The EPA earlier this month announced its determination that a 1905 federal law that opened part of the Wind River Indian Reservation to settlement by non-Indians didn't extinguish the land's reservation status.
The decision came in response to an application from the Eastern Shoshone and Northern Arapaho tribes to treat the reservation they share as a separate state for purposes of implementing the federal Clean Air Act.
Mead wrote to McCarthy on Wednesday stating, "I believe the agency action is wrong and I will not honor it." He sent similar letters to tribal and local officials.
Mead said Thursday that the Wyoming Attorney General's Office is preparing to file an appeal in federal court. He said the ruling raises issues of criminal jurisdiction, taxation and administration and said Wyoming will ignore the decision until the courts rule on it.
"What we have is a regulatory agency with virtually no notice - and in fact we were notified after the fact - that has changed these jurisdictional boundaries, and said, 'here's a million acres and the jurisdiction has changed,'" Mead told The Associated Press.

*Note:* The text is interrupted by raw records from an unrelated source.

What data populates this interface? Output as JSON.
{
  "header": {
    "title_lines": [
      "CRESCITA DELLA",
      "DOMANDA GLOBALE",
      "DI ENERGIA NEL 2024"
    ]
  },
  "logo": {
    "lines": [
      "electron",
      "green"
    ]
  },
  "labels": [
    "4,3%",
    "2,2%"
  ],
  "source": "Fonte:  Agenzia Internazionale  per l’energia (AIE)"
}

Mead said he didn't see how, as a practical matter, the state could treat Riverton and the surrounding area as reservation land based solely on the EPA's opinion. "So we need a court ruling, and the court ruling hopefully will be in our favor," he said.
The legal status of the lands has been a sore point between the tribes and state and local governments over taxation and criminal jurisdiction for years. The courts have ruled against tribal members in several cases in which they tried to establish recognition for the lands around Riverton as Indian Country.
In regard to air-quality issues, the EPA decision states the tribes must be consulted on activities within 50 miles of the reservation boundary that could affect air quality. The decision means the tribes will be able to apply for grants to develop air quality monitoring programs and could proceed to apply for permission to administer air quality programs of their own in the future.
Rich Mylott, spokesman for the EPA in Denver, said Thursday that the agency is reviewing Mead's letter.
Mylott said EPA's boundary determination is based on a thorough evaluation of relevant statutes and case law, historical documents and other materials, including the tribes' application materials and comments from the public and federal agencies.
The EPA, together with the Department of Justice and the Department of Interior, "are working with the tribes, the state, and communities to identify and resolve any issues related to the reservation boundaries and ensure the protection of public health and the environment," Mylott said.
Mark Howell, lobbyist for the Northern Arapaho Tribe in Washington, D.C., said Thursday that Mead, as a former federal prosecutor, understands that the federal government makes the determination of the exterior boundaries of the Wind River Indian Reservation.
"The federal government has made a legal determination that the 1905 Act did not diminish the reservation," Howell said in a written statement. "That determination was made for all jurisdictional purposes."
Howell said the tribes are willing to consult with all of the stakeholders in Wyoming, including Mead, to work out the implementation of that decision. "Surely the governor doesn't want to violate federal law," he said.